Die Rundreise ist geprägt von vielen landschaftlichen Eindrücken und vielen Wanderungen. Am Tag sind wir mindestens 6 km gelaufen. Natürlich geht es in England immer bergauf. Begeitet wurden wir von Sonne, Sonne und Temperaturen weit über 25 Grad. Wie auch in 2016 haben wir keine Idee, wie man England und Regen in einem Atemzug erwähnen kann. Wir hatten viel Spaß und haben auf unserer Reise überwiegend viele nette und hilfsbereite Menschen kennen gelernt. Besonders schätzen wir an den Engländen die Gelassenheit, welche sie immer wieder im Straßenverkehr und an Supermarktkassen zum Besten geben. Wer entschleunigen möchte, ist in Cornwall und dem Dartmoor bestens aufgehoben.

Reiseplanung 2018 – Cornwall erleben

Bis ans Ende der Welt

Bereits in 2016 waren wir der zauberhaften Küste im Süden Englands gefolgt, mussten dann aber leider bei Plymouth mangels Urlaub umkehren und den Heimweg antreten.
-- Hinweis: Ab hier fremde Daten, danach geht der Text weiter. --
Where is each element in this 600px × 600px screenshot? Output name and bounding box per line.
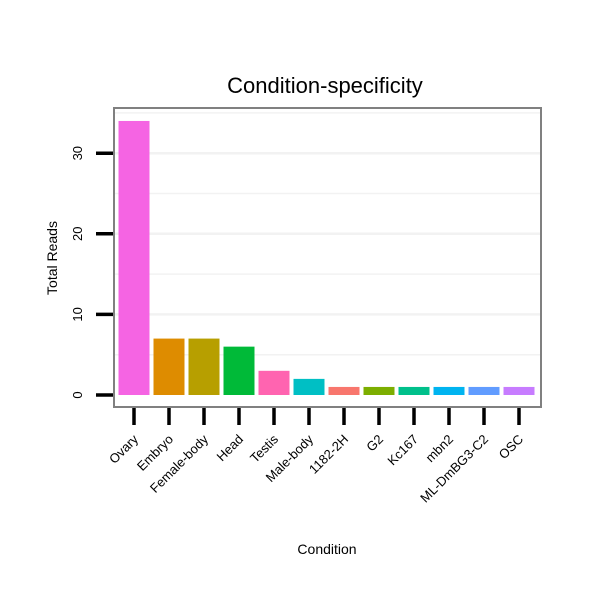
bar-g2 — [363, 386, 395, 395]
x-tick-label: Kc167 — [384, 432, 421, 469]
y-tick-label: 20 — [70, 227, 85, 241]
chart-title: Condition-specificity — [227, 73, 423, 98]
bar-1182-2h — [328, 386, 360, 395]
y-tick-label: 30 — [70, 146, 85, 160]
y-tick-label: 0 — [70, 391, 85, 398]
x-tick-label: Head — [214, 432, 247, 465]
y-axis: 0 10 20 30 — [70, 146, 113, 399]
bar-head — [223, 346, 255, 395]
bar-female-body — [188, 338, 220, 395]
bar-ovary — [118, 120, 150, 396]
grid-lines — [115, 112, 540, 356]
bar-mbn2 — [433, 386, 465, 395]
bar-osc — [503, 386, 535, 395]
y-axis-label: Total Reads — [44, 221, 60, 295]
bar-ml-dmbg3-c2 — [468, 386, 500, 395]
plot-panel — [113, 107, 542, 408]
y-tick-label: 10 — [70, 307, 85, 321]
bars — [118, 120, 535, 396]
x-tick-label: OSC — [496, 432, 527, 463]
bar-male-body — [293, 378, 325, 395]
x-tick-label: G2 — [363, 432, 386, 455]
bar-testis — [258, 370, 290, 395]
bar-kc167 — [398, 386, 430, 395]
bar-embryo — [153, 338, 185, 395]
x-tick-label: 1182-2H — [306, 432, 351, 477]
x-axis-label: Condition — [297, 541, 356, 557]
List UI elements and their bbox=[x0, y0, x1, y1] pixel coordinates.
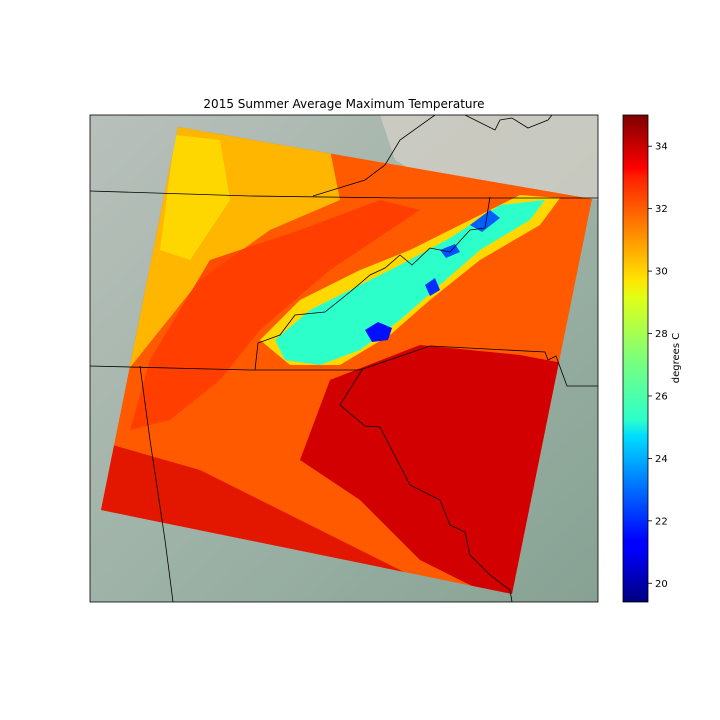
boundary-tn-nc bbox=[254, 196, 491, 371]
colorbar-label: degrees C bbox=[671, 333, 682, 383]
colorbar-ticks: 20 22 24 26 28 30 32 34 bbox=[648, 142, 668, 590]
region-high-peaks-3 bbox=[470, 210, 500, 232]
region-mountains bbox=[275, 200, 545, 365]
boundary-north-top bbox=[464, 115, 553, 131]
region-high-peaks-2 bbox=[425, 278, 440, 296]
region-high-peaks-1 bbox=[365, 322, 392, 342]
colorbar-tick-label-34: 34 bbox=[655, 142, 668, 153]
boundary-west bbox=[139, 365, 174, 602]
colorbar-tick-label-24: 24 bbox=[655, 454, 668, 465]
state-boundaries bbox=[90, 115, 598, 602]
boundary-north bbox=[90, 190, 598, 199]
map-frame bbox=[89, 114, 599, 603]
boundary-south bbox=[90, 345, 598, 387]
region-valley bbox=[130, 200, 420, 430]
colorbar-tick-label-22: 22 bbox=[655, 516, 668, 527]
map-axes bbox=[90, 115, 598, 602]
colorbar-tick-label-28: 28 bbox=[655, 329, 668, 340]
boundary-ga-sc bbox=[339, 369, 513, 602]
colorbar-tick-label-20: 20 bbox=[655, 579, 668, 590]
colorbar-tick-label-32: 32 bbox=[655, 204, 668, 215]
colorbar: 20 22 24 26 28 30 32 34 degrees C bbox=[622, 114, 682, 603]
colorbar-tick-label-26: 26 bbox=[655, 391, 668, 402]
basemap-relief bbox=[380, 115, 598, 200]
boundary-nc-va bbox=[312, 115, 436, 197]
colorbar-fill bbox=[622, 114, 649, 603]
chart-title: 2015 Summer Average Maximum Temperature bbox=[203, 97, 484, 111]
region-cool-patch bbox=[160, 135, 230, 260]
region-high-peaks-4 bbox=[440, 244, 460, 258]
colorbar-tick-label-30: 30 bbox=[655, 267, 668, 278]
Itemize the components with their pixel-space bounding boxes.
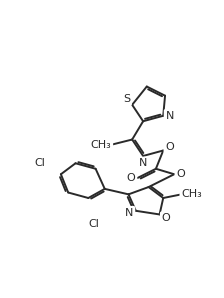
Text: S: S [123, 94, 130, 104]
Text: O: O [176, 169, 185, 179]
Text: O: O [165, 142, 174, 152]
Text: N: N [125, 208, 134, 218]
Text: Cl: Cl [88, 219, 99, 229]
Text: CH₃: CH₃ [181, 189, 202, 199]
Text: N: N [166, 111, 174, 121]
Text: CH₃: CH₃ [91, 140, 112, 150]
Text: O: O [162, 213, 170, 223]
Text: O: O [127, 173, 136, 183]
Text: Cl: Cl [34, 158, 45, 168]
Text: N: N [139, 158, 147, 168]
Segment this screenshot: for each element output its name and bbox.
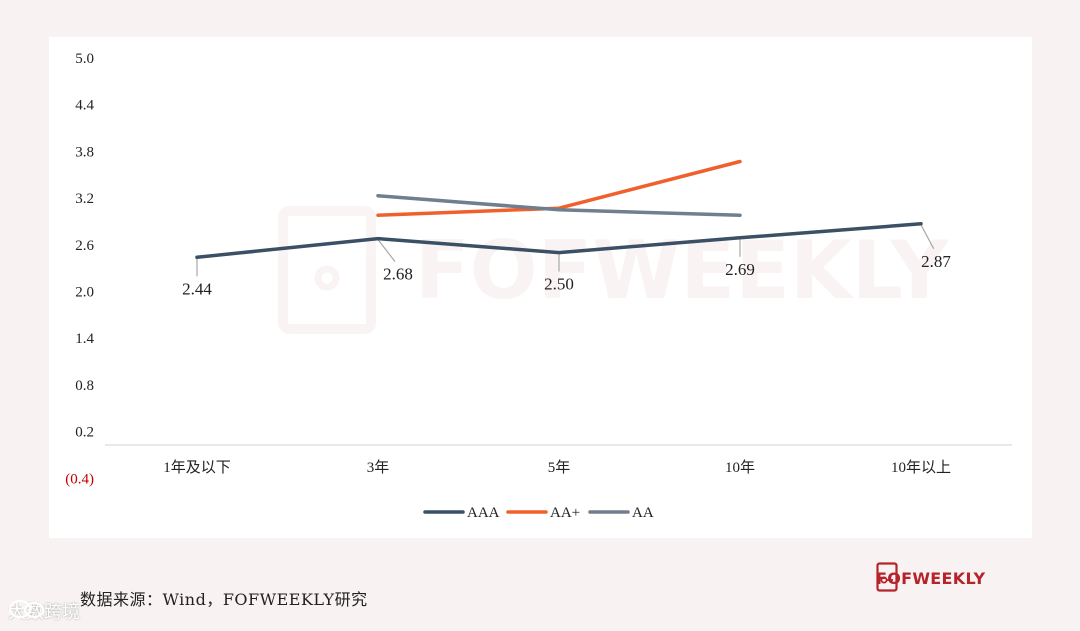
data-label: 2.50 bbox=[544, 275, 574, 294]
chart-panel bbox=[49, 37, 1032, 538]
watermark-text: FOFWEEKLY bbox=[415, 224, 949, 317]
x-tick-label: 10年 bbox=[725, 459, 755, 476]
y-tick-label: 2.6 bbox=[75, 238, 94, 254]
series-line-aaa bbox=[195, 222, 923, 260]
y-axis-ticks: 5.0 4.4 3.8 3.2 2.6 2.0 1.4 0.8 0.2 (0.4) bbox=[65, 51, 94, 487]
y-tick-label: 0.8 bbox=[75, 378, 94, 394]
fofweekly-logo-icon bbox=[876, 562, 898, 592]
data-label: 2.87 bbox=[921, 252, 951, 271]
brand-logo: FOFWEEKLY bbox=[876, 562, 985, 594]
y-tick-label: 3.8 bbox=[75, 144, 94, 160]
data-label-leaders bbox=[196, 224, 935, 277]
wechat-icon bbox=[9, 600, 44, 618]
y-tick-label: (0.4) bbox=[65, 471, 94, 487]
wechat-watermark: 大数跨境 bbox=[8, 598, 80, 624]
x-axis-ticks: 1年及以下 3年 5年 10年 10年以上 bbox=[163, 459, 951, 476]
brand-name: FOFWEEKLY bbox=[876, 568, 986, 588]
x-tick-label: 5年 bbox=[548, 459, 571, 476]
y-tick-label: 1.4 bbox=[75, 331, 94, 347]
data-label: 2.69 bbox=[725, 260, 755, 279]
y-tick-label: 0.2 bbox=[75, 425, 94, 441]
legend-label: AA+ bbox=[550, 505, 580, 521]
x-tick-label: 3年 bbox=[367, 459, 390, 476]
series-lines bbox=[195, 159, 923, 260]
series-line-aa-plus bbox=[376, 159, 742, 217]
x-tick-label: 10年以上 bbox=[891, 459, 951, 476]
y-tick-label: 2.0 bbox=[75, 285, 94, 301]
y-tick-label: 4.4 bbox=[75, 98, 94, 114]
data-labels: 2.44 2.68 2.50 2.69 2.87 bbox=[182, 252, 951, 298]
data-label: 2.68 bbox=[383, 265, 413, 284]
legend-label: AAA bbox=[467, 505, 500, 521]
legend: AAA AA+ AA bbox=[423, 505, 654, 521]
y-tick-label: 5.0 bbox=[75, 51, 94, 67]
series-line-aa bbox=[376, 194, 742, 217]
source-note: 数据来源：Wind，FOFWEEKLY研究 bbox=[80, 590, 368, 609]
x-tick-label: 1年及以下 bbox=[163, 459, 231, 476]
data-label-leader bbox=[377, 239, 396, 262]
watermark-logo: FOFWEEKLY bbox=[278, 206, 949, 334]
y-tick-label: 3.2 bbox=[75, 191, 94, 207]
data-label-leader bbox=[920, 224, 935, 250]
data-label: 2.44 bbox=[182, 279, 212, 298]
legend-label: AA bbox=[632, 505, 654, 521]
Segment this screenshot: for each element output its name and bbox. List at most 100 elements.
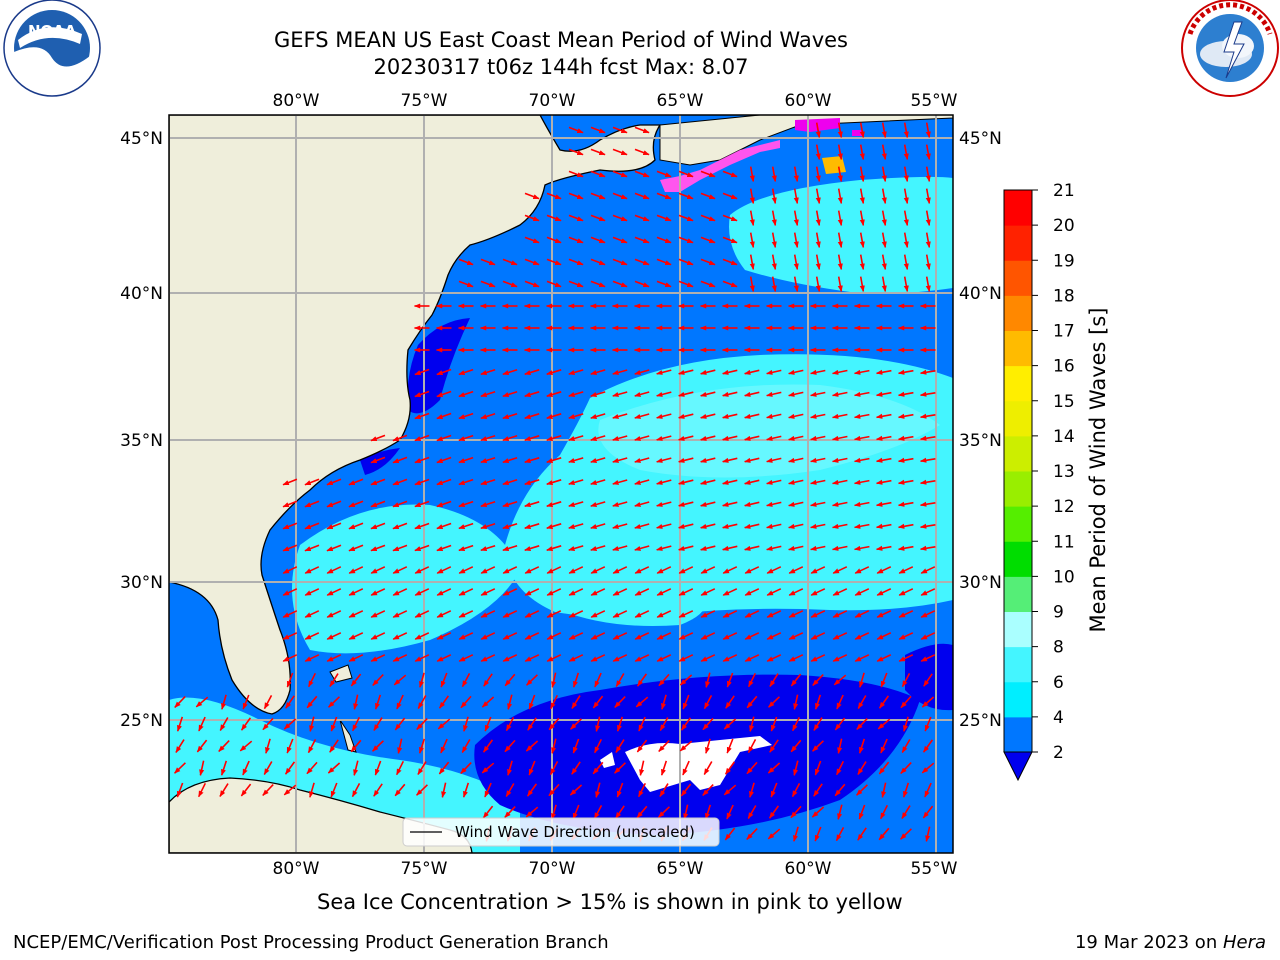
wave-direction-arrow <box>875 545 892 551</box>
wave-direction-arrow <box>283 784 297 796</box>
sea-ice-patch <box>852 130 862 136</box>
wave-direction-arrow <box>881 188 887 205</box>
wave-direction-arrow <box>700 457 716 463</box>
wave-direction-arrow <box>392 456 408 464</box>
wave-direction-arrow <box>744 610 760 618</box>
wave-direction-arrow <box>524 435 540 441</box>
wave-direction-arrow <box>832 632 848 640</box>
wave-direction-arrow <box>590 214 606 222</box>
wave-direction-arrow <box>348 566 364 574</box>
wave-direction-arrow <box>769 673 779 687</box>
wave-direction-arrow <box>658 740 670 752</box>
wave-direction-arrow <box>458 280 474 288</box>
wave-direction-arrow <box>722 457 738 463</box>
wave-direction-arrow <box>350 739 362 753</box>
wave-direction-arrow <box>590 501 606 507</box>
wave-direction-arrow <box>549 761 559 776</box>
wave-direction-arrow <box>793 254 799 271</box>
wave-direction-arrow <box>546 280 562 288</box>
wave-direction-arrow <box>722 369 738 375</box>
wave-direction-arrow <box>722 236 738 244</box>
wave-direction-arrow <box>348 654 364 662</box>
wave-direction-arrow <box>282 654 298 662</box>
wave-direction-arrow <box>744 369 760 375</box>
legend-label: Wind Wave Direction (unscaled) <box>455 823 695 841</box>
wave-direction-arrow <box>392 544 408 552</box>
wave-direction-arrow <box>546 258 562 266</box>
wave-direction-arrow <box>725 695 735 709</box>
wave-direction-arrow <box>770 782 778 798</box>
wave-direction-arrow <box>898 610 914 618</box>
wave-direction-arrow <box>788 413 804 419</box>
wave-direction-arrow <box>834 783 846 797</box>
wave-direction-arrow <box>330 782 338 798</box>
wave-direction-arrow <box>175 739 185 753</box>
wave-direction-arrow <box>414 478 430 486</box>
wave-direction-arrow <box>925 232 931 249</box>
wave-direction-arrow <box>766 391 782 397</box>
wave-direction-arrow <box>195 696 209 708</box>
wave-direction-arrow <box>594 672 602 688</box>
wave-direction-arrow <box>286 738 294 754</box>
wave-direction-arrow <box>634 214 650 222</box>
wave-direction-arrow <box>766 588 782 596</box>
wave-direction-arrow <box>392 478 408 486</box>
wave-direction-arrow <box>881 166 887 183</box>
wave-direction-arrow <box>678 545 694 551</box>
lat-tick-left: 35°N <box>120 431 163 451</box>
wave-direction-arrow <box>881 782 887 798</box>
wave-direction-arrow <box>634 170 650 178</box>
wave-direction-arrow <box>480 610 496 618</box>
wave-direction-arrow <box>876 588 892 596</box>
wave-direction-arrow <box>524 258 540 266</box>
wave-direction-arrow <box>458 368 474 376</box>
lon-tick-top: 55°W <box>911 91 958 111</box>
wave-direction-arrow <box>768 696 780 708</box>
wave-direction-arrow <box>678 632 694 640</box>
wave-direction-arrow <box>372 674 384 686</box>
colorbar-tick-label: 10 <box>1053 567 1075 587</box>
wave-direction-arrow <box>837 276 843 293</box>
wave-direction-arrow <box>480 478 496 486</box>
wave-direction-arrow <box>705 672 711 688</box>
wave-direction-arrow <box>507 760 513 776</box>
lon-tick-bottom: 60°W <box>785 859 832 879</box>
wave-direction-arrow <box>766 566 782 574</box>
wave-direction-arrow <box>525 740 539 752</box>
wave-direction-arrow <box>747 672 757 688</box>
wave-direction-arrow <box>678 654 694 662</box>
wave-direction-arrow <box>788 588 804 596</box>
wave-direction-arrow <box>836 694 844 710</box>
wave-direction-arrow <box>722 391 738 397</box>
wave-direction-arrow <box>568 632 584 640</box>
wave-direction-arrow <box>810 391 826 397</box>
wave-direction-arrow <box>546 391 562 397</box>
wave-direction-arrow <box>528 694 536 710</box>
wave-direction-arrow <box>590 654 606 662</box>
wave-direction-arrow <box>837 804 843 820</box>
wave-direction-arrow <box>572 672 580 688</box>
wave-direction-arrow <box>656 214 672 222</box>
wave-direction-arrow <box>590 457 606 463</box>
wave-direction-arrow <box>372 740 384 752</box>
wave-direction-arrow <box>568 457 584 463</box>
wave-direction-arrow <box>634 479 650 485</box>
lon-tick-bottom: 65°W <box>657 859 704 879</box>
wave-direction-arrow <box>832 610 848 618</box>
wave-direction-arrow <box>700 654 716 662</box>
wave-direction-arrow <box>414 500 430 508</box>
wave-direction-arrow <box>373 717 383 731</box>
wave-direction-arrow <box>436 478 452 486</box>
wave-direction-arrow <box>815 144 821 161</box>
wave-direction-arrow <box>612 523 628 529</box>
wave-direction-arrow <box>749 166 755 183</box>
wave-direction-arrow <box>590 413 606 419</box>
wave-direction-arrow <box>700 545 716 551</box>
wave-direction-arrow <box>810 545 826 551</box>
wave-direction-arrow <box>393 674 407 686</box>
wave-direction-arrow <box>859 672 865 688</box>
wave-direction-arrow <box>788 654 804 662</box>
wave-direction-arrow <box>919 545 936 551</box>
wave-direction-arrow <box>326 544 342 552</box>
wave-direction-arrow <box>901 739 911 754</box>
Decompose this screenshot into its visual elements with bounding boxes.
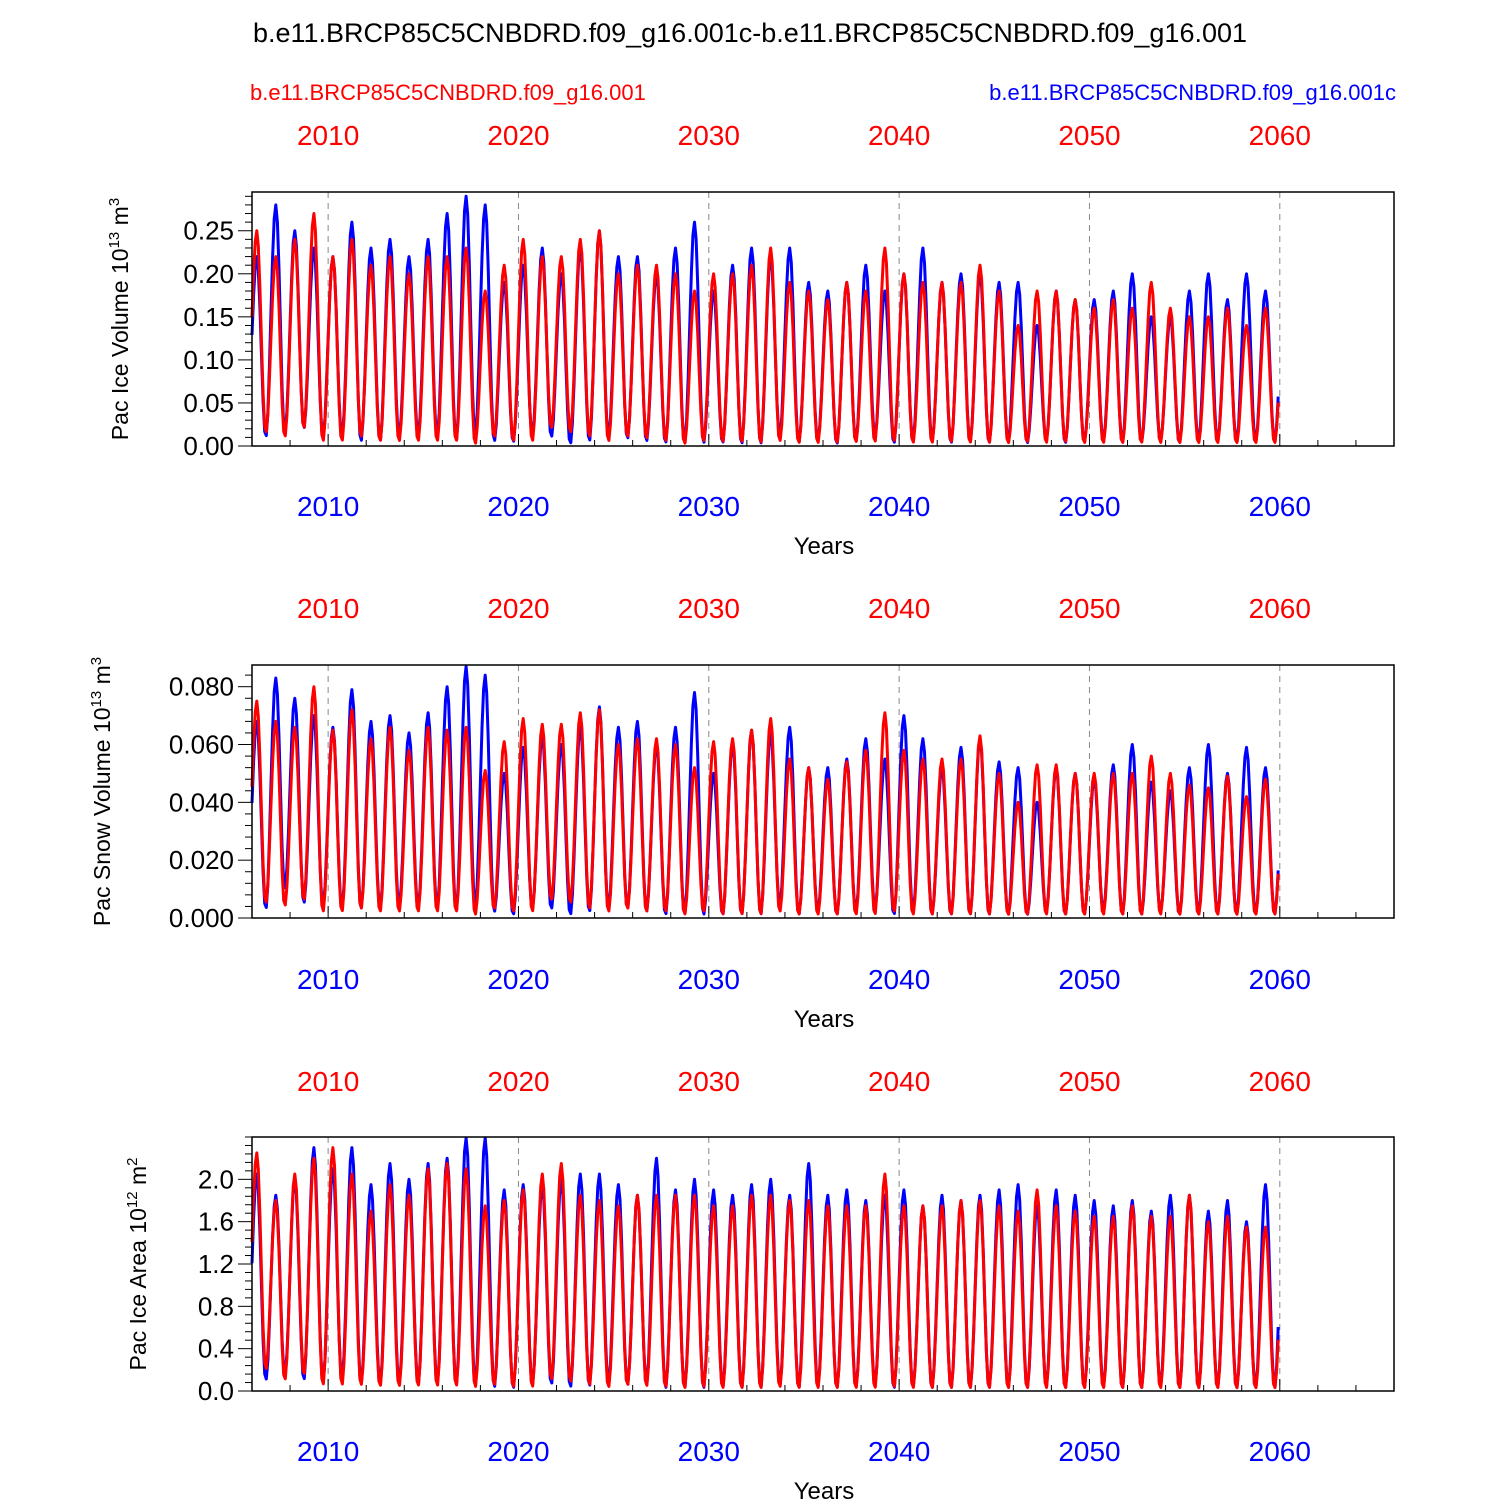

In diesem Jahr soll es also weiter in den Westen gehen. Diesen Sonntag hat die Familie getagt und jeder hat seine Wunschziele raus gesucht (die es noch ein wenig zu verfeinern gilt – aber so ungefähr passt unser Urlaub zu der geplanten Runde).

Auf dem Hinweg statten wir Stonehenge und dem Dartmoor (oh wie ich es liebe) einen kleinen Besuch ab und starten dann im Norden Cornwalls mit dem Bodmin Moor. Von hier aus gehts dann  über Tintagel die Küste runter in den sonnigen Süden.

Das Ende der Welt darf natürlich nicht fehlen. Genauso wenig wie Lizard Point und das Eden Projekt. Immerhin ist unser 10jähriger Sohn mit dabei und den kann ich bestimmt für einen Garten in XXL begeistern, wenn er erfährt, dass hier „James Bond – Stirb an einem anderen Tag“ gedreht wurde.

und zurück – immer rechts das Meer

Zurück gehts dann immer entlang der Küste.

Zeltplätze haben wir in diesem Jahr nur drei Stück ausgesucht. Wie auch bei unserem letzten Besuch werden wir an der Jurassic Coast einen Zwischenstopp einlegen. Tintagel hat einen sehr schönen Platz und auch an Lands End werden wir wohl zwei oder drei Tage stehen und von hier aus unsere Wanderungen und Erkundungstouren starten.

Dazwischen lassen wir uns treiben und schauen einfach mal, was wir alles so entdecken werden. Ich bin sicher, dass wir wie in jedem Urlaub hinterher nur einen Bruchteil der Dinge sehen werde, die auf unserer Liste stehen. Dafür aber die anderen Dinge um so mehr genießen und gegen die üblichten Touri-Attraktionen eintauschen werden.